Rosemary Sullivan, writer, professor, poet (b at Valois, Qué, 1947). Rosemary Sullivan's ancestors, whom she chronicles in The Guthrie Road (2009), moved from Ireland to Canada. Sullivan attended MCGILL UNIVERSITY, where she joined Radio McGill and became interested in feminism.
Rosemary Sullivan, writer, professor, poet (b at Valois, Qué, 1947). Rosemary Sullivan's ancestors, whom she chronicles in The Guthrie Road (2009), moved from Ireland to Canada. Sullivan attended MCGILL UNIVERSITY, where she joined Radio McGill and became interested in feminism. While at McGill she also met her future husband, poet Doug BEARDSLEY. Sullivan completed an MA at the University of Connecticut and a PhD at the University of Sussex, England. She has taught at the Universities of Dijon and Bordeaux in France, and at the UNIVERSITY OF VICTORIA. She currently teaches at the UNIVERSITY OF TORONTO. Sullivan has travelled extensively, and is involved in such organizations as Amnesty International and the Toronto Arts Group for Human Rights, which she founded in 1980.

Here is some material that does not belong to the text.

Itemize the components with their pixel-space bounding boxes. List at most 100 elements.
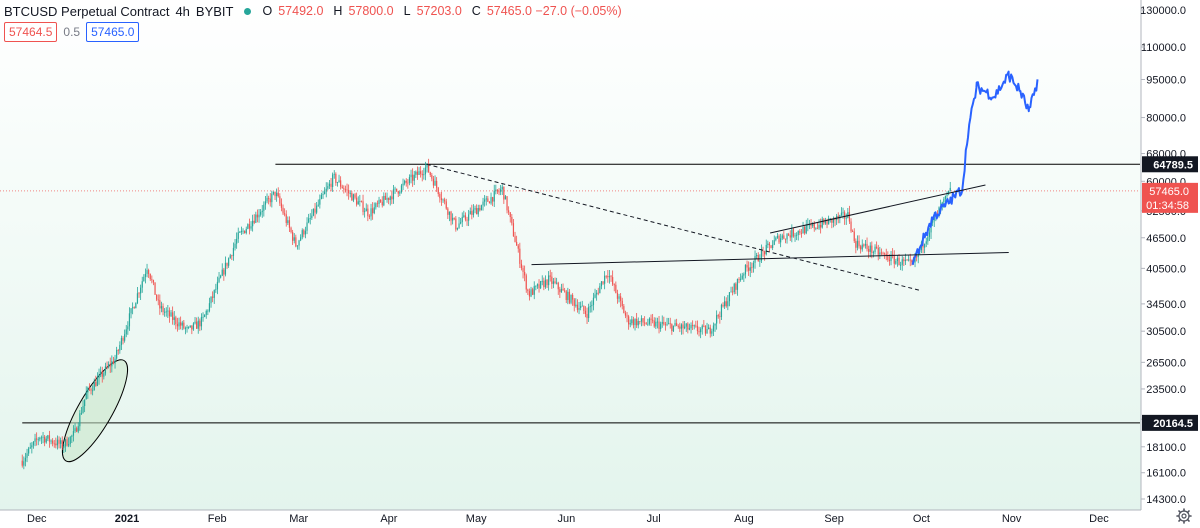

Rosemary Sullivan is best known for her non-fiction, and particularly for her critically acclaimed biographies of Canadian women writers. The Red Shoes: Margaret Atwood Starting Out (1998) examines the formative years and early writing life of ATWOOD, through to the late 1970s. By Heart: Elizabeth Smart/ A Life (1991), shortlisted for the GOVERNOR GENERAL'S AWARD for Non-Fiction, looks at the turbulent life of one of the twentieth century's noted Canadian writers of poetic prose. The work chronicles SMART's personal struggles and her passion for the written word. Shadow Maker: The Life of Gwendolyn MacEwen (1995), which decodes the life of the magnetic MACEWAN, won the Governor General's Award for Non-Fiction and the CANADIAN AUTHORS ASSOCIATION Prize for Non-Fiction.
Sullivan's other non-fiction publications include Labyrinth of Desire: Women, Passion, and Romantic Obsession (2001) and Cuba: Grace Under Pressure (2003), with photographer Malcolm David Batty. Villa Air-Bel: World War II, Escape, and a House in Marseille (2006) is a powerful narrative historical work, relying on diaries, memoirs, and letters to re-create the lives of its characters in France from 1933-1941. It received the Canadian Society for Yad Vashem Award in Holocaust Memoir and Literature from the Helen and Stan Vine Canadian Jewish Book Awards, and the Different Drummer Independent Booksellers' Award for non-fiction. Some of Sullivan's numerous essays, articles and travel writing were collected in Memory-Making: Selected Essays of Rosemary Sullivan (2001), and she has edited several anthologies of short fiction and poetry.
Rosemary Sullivan is also an established poet. Her literary mentors were Theodore Roethke, the subject of her critical study The Garden Master (1975), and P.K. PAGE, who convinced her to start writing. Sullivan's first collection of poems, The Space a Name Makes (1986), won the Gerald Lampert Award for the best first book of poetry. Within her third collection, The Bone Ladder: New and Selected Poems (2000), Sullivan explores the complexities and contradictions found in love and loss. One sequence is compiled like a novel: set in the Alhambra of Granada, Spain, it travels through the characters' struggles with themselves and the world around them. The book also includes poems from her first collection as well as her second, Blue Panic (1991).
Rosemary Sullivan was awarded a Canada Research Chair in Literature at the University of Toronto and founded the school's MA program in creative writing. She held the Maclean Hunter Chair in Literary Journalism from 2003-2006 at the BANFF CENTRE. In 2008 she was awarded the Lorne PIERCE Medal for Major Contributions to Canadian Literature and Culture from the ROYAL SOCIETY OF CANADA.